K George Lee – Ringing Master
2019 Summer Meeting
The 2019 Summer Meeting of the Guild took place in and around Chester over the weekend of 17th – 19th May. Full details can be found in the Meetings pages…
2018 Annual General Meeting
The 2018 Annual General Meeting of the Guild took place in London on Saturday 24th November. Full details can be found in the Meetings pages…
First Quarter Peal of Maximus
The first quarter peal of Maximus for the Guild was rung on Wednesday 12th November at Liverpool Cathedral. The occasion was the 33rd Annual Cheshire and Merseyside NHS Carol Concert. The Guild has rung quarter peals for this event since 2013 and this year’s band included two nurses, two paramedics, two general practitioners, a paediatrician, an oncologist, a dentist, an anaesthetist, a surgeon, a pathologist and a patient. The method was Plain Bob Maximus and the quarter peal took one hour and twelve minutes to ring. Full details of the quarter peal are in the Peals and Quarter Peals section.
70th Anniversary of the NHS
Eight quarter peals were rung for the Guild to commemorate the 70th Anniversary of the founding of the NHS. Four were rung on Thursday 5th July 2018, the actual anniversary, another two were rung the next day and two more rung at the beginning of August.

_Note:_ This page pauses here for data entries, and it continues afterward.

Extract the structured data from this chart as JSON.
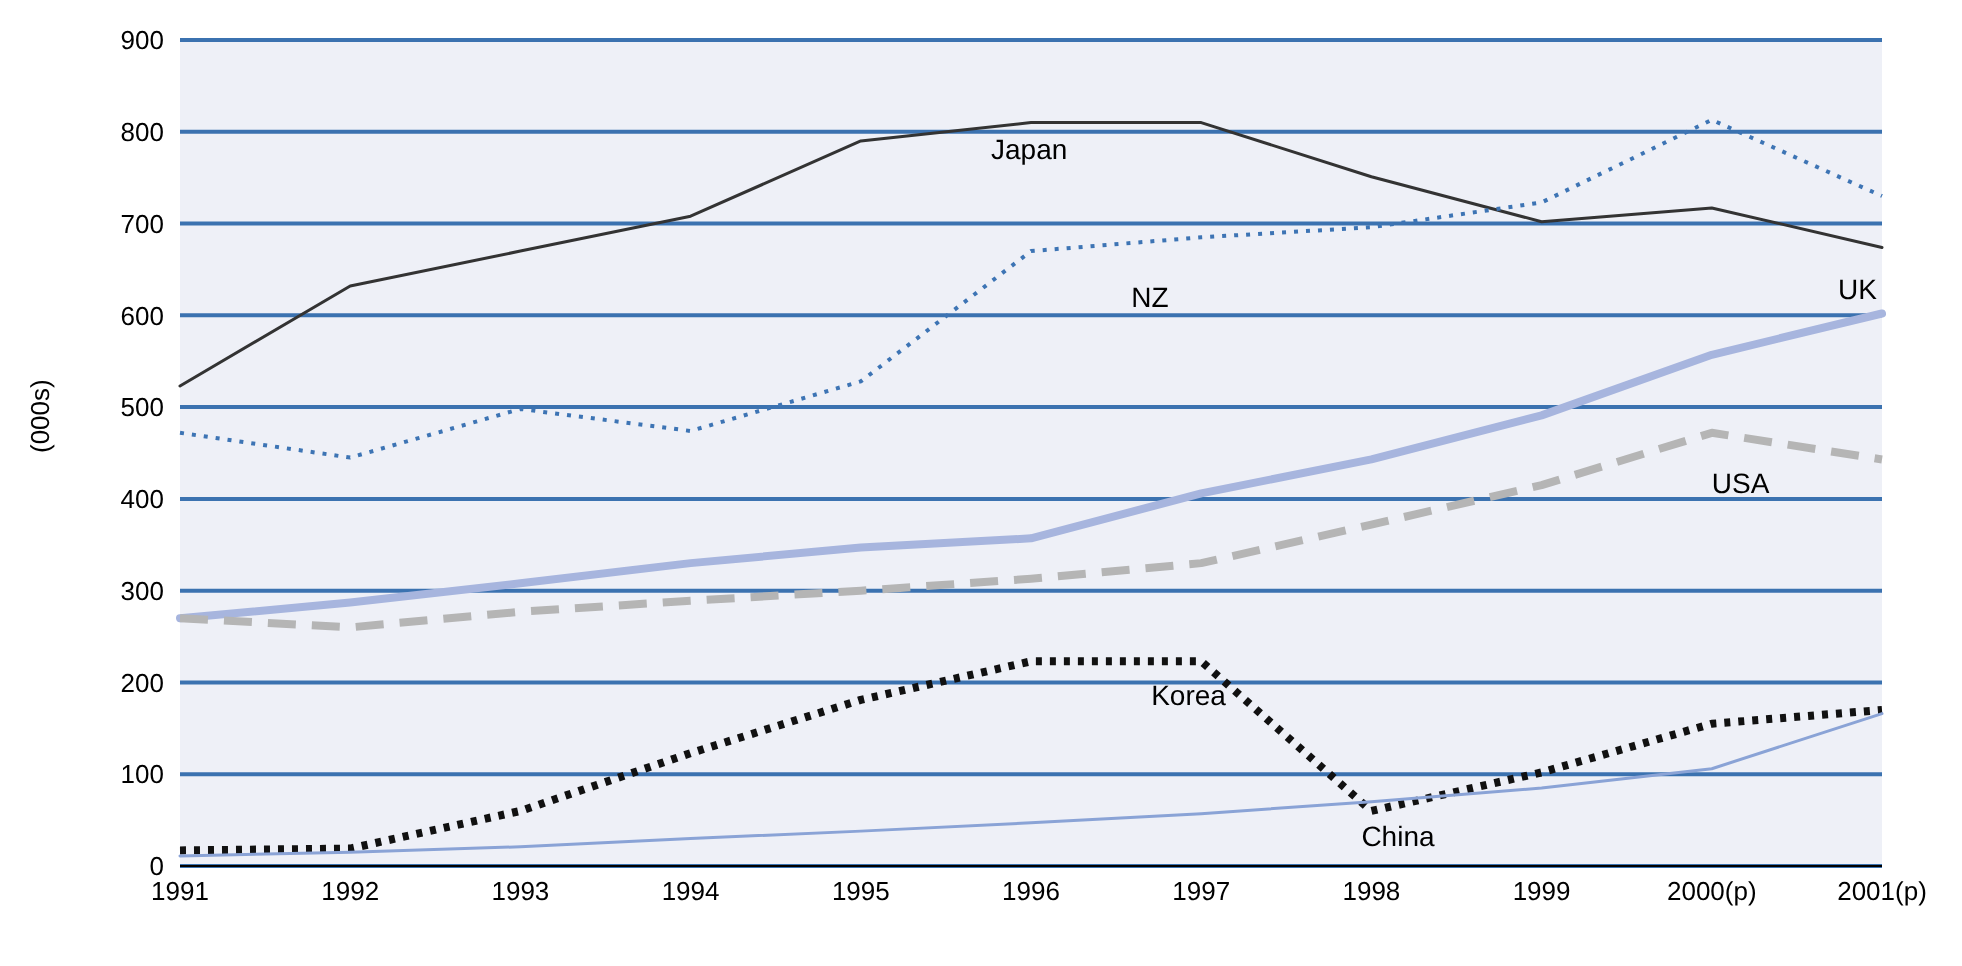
{
  "chart_data": {
    "type": "line",
    "ylabel": "(000s)",
    "categories": [
      "1991",
      "1992",
      "1993",
      "1994",
      "1995",
      "1996",
      "1997",
      "1998",
      "1999",
      "2000(p)",
      "2001(p)"
    ],
    "ylim": [
      0,
      900
    ],
    "yticks": [
      0,
      100,
      200,
      300,
      400,
      500,
      600,
      700,
      800,
      900
    ],
    "grid": "y",
    "legend": false,
    "marker": "none",
    "series": [
      {
        "name": "Japan",
        "color": "#333333",
        "line_style": "solid",
        "values": [
          523,
          632,
          670,
          708,
          790,
          810,
          810,
          751,
          702,
          717,
          674
        ]
      },
      {
        "name": "NZ",
        "color": "#3d74b4",
        "line_style": "dotted",
        "values": [
          472,
          445,
          498,
          474,
          528,
          670,
          685,
          696,
          723,
          813,
          730
        ]
      },
      {
        "name": "UK",
        "color": "#a7b5de",
        "line_style": "solid",
        "values": [
          270,
          287,
          308,
          330,
          347,
          357,
          406,
          443,
          491,
          557,
          602
        ]
      },
      {
        "name": "USA",
        "color": "#b5b5b5",
        "line_style": "dashed",
        "values": [
          270,
          260,
          277,
          289,
          300,
          313,
          330,
          372,
          415,
          472,
          443
        ]
      },
      {
        "name": "Korea",
        "color": "#111111",
        "line_style": "dotted",
        "values": [
          17,
          19,
          60,
          123,
          181,
          223,
          223,
          60,
          102,
          155,
          170
        ]
      },
      {
        "name": "China",
        "color": "#8aa3d6",
        "line_style": "solid",
        "values": [
          11,
          15,
          21,
          30,
          38,
          47,
          57,
          70,
          85,
          106,
          166
        ]
      }
    ]
  }
}
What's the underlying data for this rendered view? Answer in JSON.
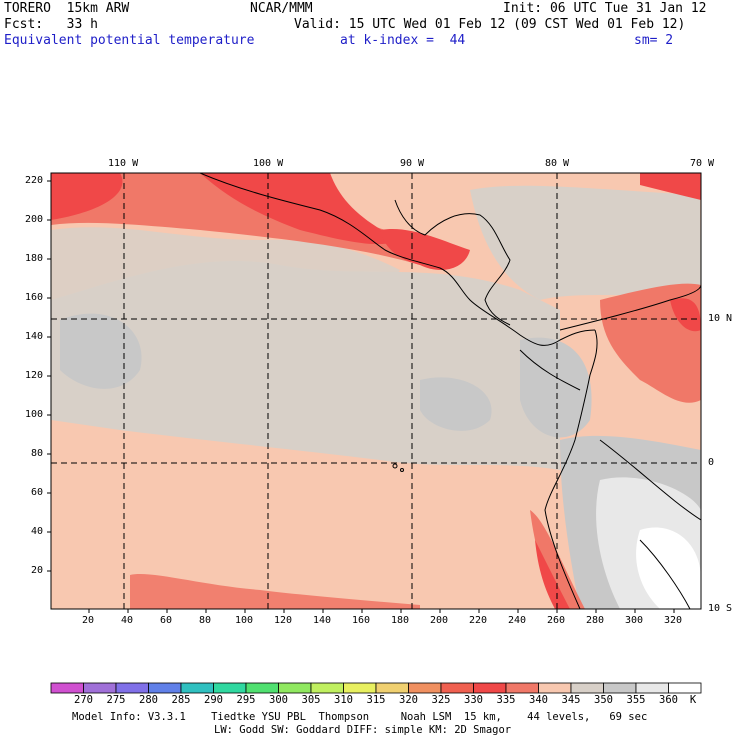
{
  "header": {
    "model": "TORERO  15km ARW",
    "center": "NCAR/MMM",
    "init": "Init: 06 UTC Tue 31 Jan 12",
    "fcst": "Fcst:   33 h",
    "valid": "Valid: 15 UTC Wed 01 Feb 12 (09 CST Wed 01 Feb 12)",
    "field": "Equivalent potential temperature",
    "level": "at k-index =  44",
    "smooth": "sm= 2"
  },
  "top_ticks": [
    "110 W",
    "100 W",
    "90 W",
    "80 W",
    "70 W"
  ],
  "right_ticks": [
    "10 N",
    "0",
    "10 S"
  ],
  "y_ticks": [
    "220",
    "200",
    "180",
    "160",
    "140",
    "120",
    "100",
    "80",
    "60",
    "40",
    "20"
  ],
  "x_ticks": [
    "20",
    "40",
    "60",
    "80",
    "100",
    "120",
    "140",
    "160",
    "180",
    "200",
    "220",
    "240",
    "260",
    "280",
    "300",
    "320"
  ],
  "legend": {
    "labels": [
      "270",
      "275",
      "280",
      "285",
      "290",
      "295",
      "300",
      "305",
      "310",
      "315",
      "320",
      "325",
      "330",
      "335",
      "340",
      "345",
      "350",
      "355",
      "360"
    ],
    "unit": "K",
    "colors": [
      "#d050d0",
      "#a070d8",
      "#8070e8",
      "#6080e8",
      "#30c0c0",
      "#30d8a0",
      "#50e070",
      "#90e860",
      "#c0f060",
      "#e8f060",
      "#f0d070",
      "#f09060",
      "#f06050",
      "#f04848",
      "#f07868",
      "#f8c8b0",
      "#d8d0c8",
      "#c8c8c8",
      "#e8e8e8",
      "#ffffff"
    ]
  },
  "footer": {
    "line1": "Model Info: V3.3.1    Tiedtke YSU PBL  Thompson     Noah LSM  15 km,    44 levels,   69 sec",
    "line2": "LW: Godd SW: Goddard DIFF: simple KM: 2D Smagor"
  }
}
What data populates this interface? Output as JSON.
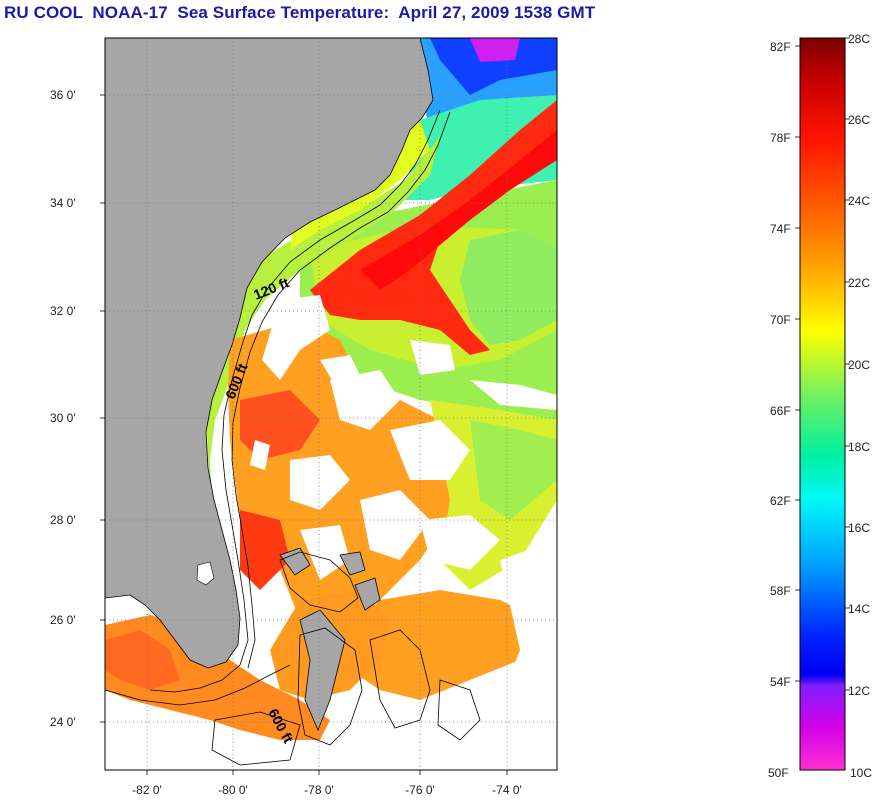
{
  "title": "RU COOL  NOAA-17  Sea Surface Temperature:  April 27, 2009 1538 GMT",
  "map": {
    "lat_labels": [
      "36 0'",
      "34 0'",
      "32 0'",
      "30 0'",
      "28 0'",
      "26 0'",
      "24 0'"
    ],
    "lon_labels": [
      "-82 0'",
      "-80 0'",
      "-78 0'",
      "-76 0'",
      "-74 0'"
    ],
    "contour_labels": [
      "120 ft",
      "600 ft",
      "600 ft"
    ],
    "colors": {
      "land": "#a6a6a6",
      "cloud_no_data": "#ffffff",
      "grid": "#666666"
    }
  },
  "colorbar": {
    "fahrenheit_labels": [
      "82F",
      "78F",
      "74F",
      "70F",
      "66F",
      "62F",
      "58F",
      "54F",
      "50F"
    ],
    "celsius_labels": [
      "28C",
      "26C",
      "24C",
      "22C",
      "20C",
      "18C",
      "16C",
      "14C",
      "12C",
      "10C"
    ],
    "gradient_colors": [
      "#8b0000",
      "#ff1a00",
      "#ff6a00",
      "#ffaa00",
      "#ffff00",
      "#80ff40",
      "#00ff99",
      "#00ffff",
      "#0088ff",
      "#0000ff",
      "#8000ff",
      "#ff00ff"
    ]
  }
}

On 5 July 1948, the NHS was launched by the then Health Secretary, Aneurin Bevan, at Park Hospital in Manchester (known today as Trafford General Hospital). For the first time, hospitals, doctors, nurses, pharmacists, opticians and dentists were brought together under one umbrella to provide services for free at the point of delivery. The Guild is not quite seventy years old, but the first all Doctors peal, of 5040 Plain bob minor, was rung on the 9th July 1947 almost exactly one year before the start of the NHS.
The quarter peals this year were rung in Somerset, Merseyside and Leicester, and involved twenty four members of the Guild. Details can be found in the Peals and Quarter Peals section of the website.